The voltage on DAdj (pin 7) controls the waveform duty cycle (defined as the percentage of time that the output waveform is positive). If VDAdj = 0V (selected by SW2), the duty cycle is 50%. Varying this voltage from +2.3V to -2.3V via P1 causes the output duty cycle to vary from 15% to 85%, about -15% per volt. Voltages beyond ±2.3V can shift the output frequency and/or cause instability.
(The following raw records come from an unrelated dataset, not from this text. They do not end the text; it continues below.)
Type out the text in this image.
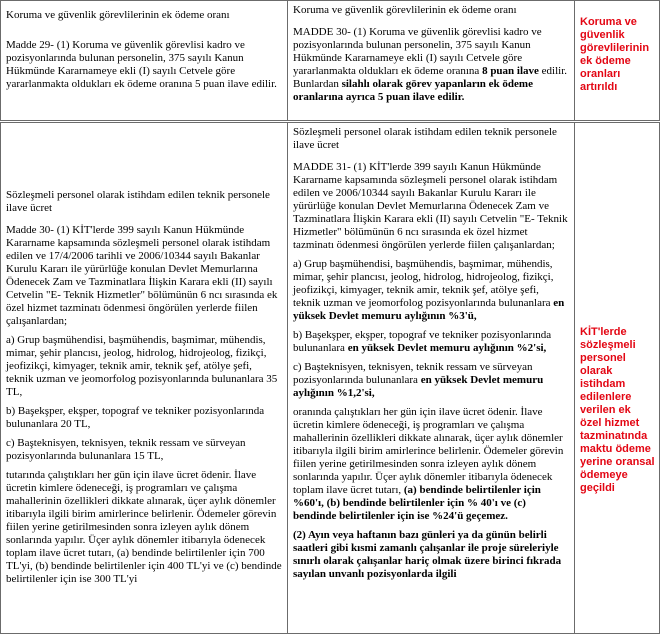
Koruma ve güvenlik görevlilerinin ek ödeme oranı

Madde 29- (1) Koruma ve güvenlik görevlisi kadro ve pozisyonlarında bulunan personelin, 375 sayılı Kanun Hükmünde Kararnameye ekli (I) sayılı Cetvele göre yararlanmakta oldukları ek ödeme oranına 5 puan ilave edilir.

Koruma ve güvenlik görevlilerinin ek ödeme oranı

MADDE 30- (1) Koruma ve güvenlik görevlisi kadro ve pozisyonlarında bulunan personelin, 375 sayılı Kanun Hükmünde Kararnameye ekli (I) sayılı Cetvele göre yararlanmakta oldukları ek ödeme oranına 8 puan ilave edilir. Bunlardan silahlı olarak görev yapanların ek ödeme oranlarına ayrıca 5 puan ilave edilir.

Koruma ve güvenlik görevlilerinin ek ödeme oranları artırıldı

Sözleşmeli personel olarak istihdam edilen teknik personele ilave ücret

Madde 30- (1) KİT'lerde 399 sayılı Kanun Hükmünde Kararname kapsamında sözleşmeli personel olarak istihdam edilen ve 17/4/2006 tarihli ve 2006/10344 sayılı Bakanlar Kurulu Kararı ile yürürlüğe konulan Devlet Memurlarına Ödenecek Zam ve Tazminatlara İlişkin Karara ekli (II) sayılı Cetvelin "E- Teknik Hizmetler" bölümünün 6 ncı sırasında ek özel hizmet tazminatı ödenmesi öngörülen yerlerde fiilen çalışanlardan;

a) Grup başmühendisi, başmühendis, başmimar, mühendis, mimar, şehir plancısı, jeolog, hidrolog, hidrojeolog, fizikçi, jeofizikçi, kimyager, teknik amir, teknik şef, atölye şefi, teknik uzman ve jeomorfolog pozisyonlarında bulunanlara 35 TL,

b) Başekşper, ekşper, topograf ve tekniker pozisyonlarında bulunanlara 20 TL,

c) Başteknisyen, teknisyen, teknik ressam ve sürveyan pozisyonlarında bulunanlara 15 TL,

tutarında çalıştıkları her gün için ilave ücret ödenir. İlave ücretin kimlere ödeneceği, iş programları ve çalışma mahallerinin özellikleri dikkate alınarak, üçer aylık dönemler itibarıyla ilgili birim amirlerince belirlenir. Ödemeler görevin fiilen yerine getirilmesinden sonra izleyen aylık dönem sonlarında yapılır. Üçer aylık dönemler itibarıyla ödenecek toplam ilave ücret tutarı, (a) bendinde belirtilenler için 700 TL'yi, (b) bendinde belirtilenler için 400 TL'yi ve (c) bendinde belirtilenler için ise 300 TL'yi

Sözleşmeli personel olarak istihdam edilen teknik personele ilave ücret

MADDE 31- (1) KİT'lerde 399 sayılı Kanun Hükmünde Kararname kapsamında sözleşmeli personel olarak istihdam edilen ve 2006/10344 sayılı Bakanlar Kurulu Kararı ile yürürlüğe konulan Devlet Memurlarına Ödenecek Zam ve Tazminatlara İlişkin Karara ekli (II) sayılı Cetvelin "E- Teknik Hizmetler" bölümünün 6 ncı sırasında ek özel hizmet tazminatı ödenmesi öngörülen yerlerde fiilen çalışanlardan;

a) Grup başmühendisi, başmühendis, başmimar, mühendis, mimar, şehir plancısı, jeolog, hidrolog, hidrojeolog, fizikçi, jeofizikçi, kimyager, teknik amir, teknik şef, atölye şefi, teknik uzman ve jeomorfolog pozisyonlarında bulunanlara en yüksek Devlet memuru aylığının %3'ü,

b) Başekşper, ekşper, topograf ve tekniker pozisyonlarında bulunanlara en yüksek Devlet memuru aylığının %2'si,

c) Başteknisyen, teknisyen, teknik ressam ve sürveyan pozisyonlarında bulunanlara en yüksek Devlet memuru aylığının %1,2'si,

oranında çalıştıkları her gün için ilave ücret ödenir. İlave ücretin kimlere ödeneceği, iş programları ve çalışma mahallerinin özellikleri dikkate alınarak, üçer aylık dönemler itibarıyla ilgili birim amirlerince belirlenir. Ödemeler görevin fiilen yerine getirilmesinden sonra izleyen aylık dönem sonlarında yapılır. Üçer aylık dönemler itibarıyla ödenecek toplam ilave ücret tutarı, (a) bendinde belirtilenler için %60'ı, (b) bendinde belirtilenler için % 40'ı ve (c) bendinde belirtilenler için ise %24'ü geçemez.

(2) Ayın veya haftanın bazı günleri ya da günün belirli saatleri gibi kısmi zamanlı çalışanlar ile proje süreleriyle sınırlı olarak çalışanlar hariç olmak üzere birinci fıkrada sayılan unvanlı pozisyonlarda ilgili

KİT'lerde sözleşmeli personel olarak istihdam edilenlere verilen ek özel hizmet tazminatında maktu ödeme yerine oransal ödemeye geçildi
SYNC (pin 14) is a TTL/CMOS-compatible output that can be used to synchronize external circuits. The SYNC output is a square wave whose rising edge coincides with the output rising sine or triangle wave as it crosses through 0V. When the square wave is selected, the rising edge of SYNC occurs in the middle of the positive half of the output square wave, effectively 90 degrees ahead of the output. The SYNC duty cycle is fixed at 50% and is independent of the DAdj control. Because SYNC is a very high-speed TTL output, the high-speed transient currents in DGND (pin 15) and DV+ (pin 16) can radiate energy into the output circuit, causing a narrow spike in the output waveform. (This spike is difficult to see with oscilloscopes having less than 100MHz bandwidth). The inductance and capacitance of IC sockets tend to amplify this effect, so sockets are not recommended when SYNC is on. SYNC is powered from separate ground and supply pins (DGND and DV+), and it can be turned off by making DV+ open circuit with SW3. If synchronization of external circuits is not used, turning off SYNC by DV+ opening eliminates the spike.
The MAX038 contains a TTL/CMOS phase detector that can be used in a phase-locked loop (PLL) to synchronize its output to an external signal - which is not used in my design. Because that internal phase detector is not used, PDI and PDO are connected to GND.
To eliminate any distortions regarding the load, I use an opamp as output buffer - AD847, a video buffer circuit.
Figure 3 Solder side of pcb
Figure 4 Cooper or component side of pcb
Realizing the full performance of the MAX038 requires careful attention to power-supply bypassing and board layout. I use a low-impedance ground plane, and all five GND pins are directly connected to it. V+ and V- are directly bypassed to the ground plane with 22nF NPO/C0G-type ceramic capacitors in parallel with 47uF ultra-low impedance electrolytic capacitors. To keep capacitor leads short (especially with the 22nF ceramics) to minimize series inductance, they are connected to MAX038's pins directly on the ground-plane. Because SYNC can be used (switched on/off via SW3), DV+ is connected to V+, DGND must be connected to the ground plane, and one 22nF and a 1uF tantalum capacitor are connected between DV+ and DGND (pins 16 and 15). It is not necessary to use a separate supply or run separate traces to DV+.
Figure 5 A look inside
The power supply circuit comprising 78L05 and 79L05 is a standard +/- 5V regulated supply fed by a full wave rectified AC input.
Figure 6 The final function generator
Conclusion: the MAX038 integrated circuit is the most performant one-circuit function generator, which manufacturing was unfortunately stopped - for that reason the acquisition is difficult. Sincerely I cannot understand the reason why was stopped, or why other manufacturers did not develop a similar integrated circuit.